Les négociations de paix mises entre parenthèses mais jamais oubliées
Mais si divers scénarios de résolution des hostilités ont été envisagés depuis des années notamment s’agissant du Donbass avec les réunions dites de Normandie (rencontres diplomatiques formées de l’Ukraine, de l’Allemagne de la France et de la Russie), ceux-ci, qui avaient été un échec, ont été mis entre parenthèse depuis le déclenchement de la guerre et personne n’a osé dès lors employer le terme de « négociations » de paix. Pourtant, différents schémas de sortie de guerre existent bien depuis le début du conflit. Dans les mois qui ont suivi le début des hostilités le 24 février 2022, différents pays se sont proposés afin de trouver une issue à cette guerre et, parmi eux, la Turquie dont on sait qu’elle eut un rôle important dans la négociation de l’accord céréalier destiné à laisser la possibilité d’importer et d’exporter du blé depuis le port d’Odessa, qu’il s’agisse du blé ukrainien ou du blé russe. Les efforts de Recep Tayyip Erdoğan se sont toutefois révélés très limités et sa position pro-Hamas depuis le 7 octobre 2023, suite à l’attaque terroriste contre Israël, a fortement réduit sa crédibilité sur la scène internationale.
Ces différents plans de paix n’ont en réalité jamais complètement disparus. Parmi les États, notamment européens, à mesure que cette invasion s’inscrit manifestement dans la durée et où Vladimir Poutine plus que jamais conforté dans son pouvoir n’a pas l’intention d’abandonner son « opération spéciale », la perspective d’une reprise des négociations revient.
L’amorce d’un débat politique en Ukraine
Il convient tout d’abord de prendre en compte la situation politique de l’Ukraine dont, d’une certaine façon, la longue interview donnée à l’hebdomadaire américain The Economist le 1er novembre 2023 par le commandant en chef de l’armée ukrainienne le général Valeri Zaloujny, a été, non pas le déclencheur, mais le révélateur.
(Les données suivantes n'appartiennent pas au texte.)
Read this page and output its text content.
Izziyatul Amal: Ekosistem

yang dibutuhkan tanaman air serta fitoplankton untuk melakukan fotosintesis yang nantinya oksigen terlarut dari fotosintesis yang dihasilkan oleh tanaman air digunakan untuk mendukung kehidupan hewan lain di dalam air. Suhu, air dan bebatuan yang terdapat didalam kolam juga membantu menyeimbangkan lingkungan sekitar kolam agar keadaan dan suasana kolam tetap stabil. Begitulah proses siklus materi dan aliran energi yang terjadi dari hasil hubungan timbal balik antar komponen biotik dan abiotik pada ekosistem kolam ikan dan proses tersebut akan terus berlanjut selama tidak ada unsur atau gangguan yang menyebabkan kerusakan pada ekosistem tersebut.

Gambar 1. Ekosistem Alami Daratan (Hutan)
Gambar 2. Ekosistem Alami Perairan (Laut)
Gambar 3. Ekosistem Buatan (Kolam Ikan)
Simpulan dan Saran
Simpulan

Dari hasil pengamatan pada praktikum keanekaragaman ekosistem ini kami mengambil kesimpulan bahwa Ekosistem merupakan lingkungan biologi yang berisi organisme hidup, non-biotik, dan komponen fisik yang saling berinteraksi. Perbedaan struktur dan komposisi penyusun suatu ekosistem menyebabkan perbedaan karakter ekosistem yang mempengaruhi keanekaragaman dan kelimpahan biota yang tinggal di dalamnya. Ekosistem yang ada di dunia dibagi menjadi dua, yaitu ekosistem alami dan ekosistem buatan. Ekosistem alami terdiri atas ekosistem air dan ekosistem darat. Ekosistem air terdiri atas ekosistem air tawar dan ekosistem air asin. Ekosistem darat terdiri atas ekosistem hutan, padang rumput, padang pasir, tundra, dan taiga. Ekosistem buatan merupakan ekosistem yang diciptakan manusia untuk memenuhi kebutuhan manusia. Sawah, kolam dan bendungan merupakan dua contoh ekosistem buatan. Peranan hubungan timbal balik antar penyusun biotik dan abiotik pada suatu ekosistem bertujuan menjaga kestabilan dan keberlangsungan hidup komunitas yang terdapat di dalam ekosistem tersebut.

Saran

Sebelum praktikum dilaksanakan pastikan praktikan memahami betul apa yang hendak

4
En affirmant que la « guerre était à un point mort » et en évoquant les difficultés de l’armée ukrainienne, il s’est fait l’écho de l’impasse où l’armée ukrainienne se trouve aujourd’hui dont il est l’acteur central. Certains observateurs estiment qu’il n’y a rien de plus normal que le chef des armées s’exprime de façon aussi forte sur la situation militaire difficile pour rappeler à l’Occident et à l’OTAN qu’ils doivent agir encore plus vite dans l’aide militaire à l’Ukraine.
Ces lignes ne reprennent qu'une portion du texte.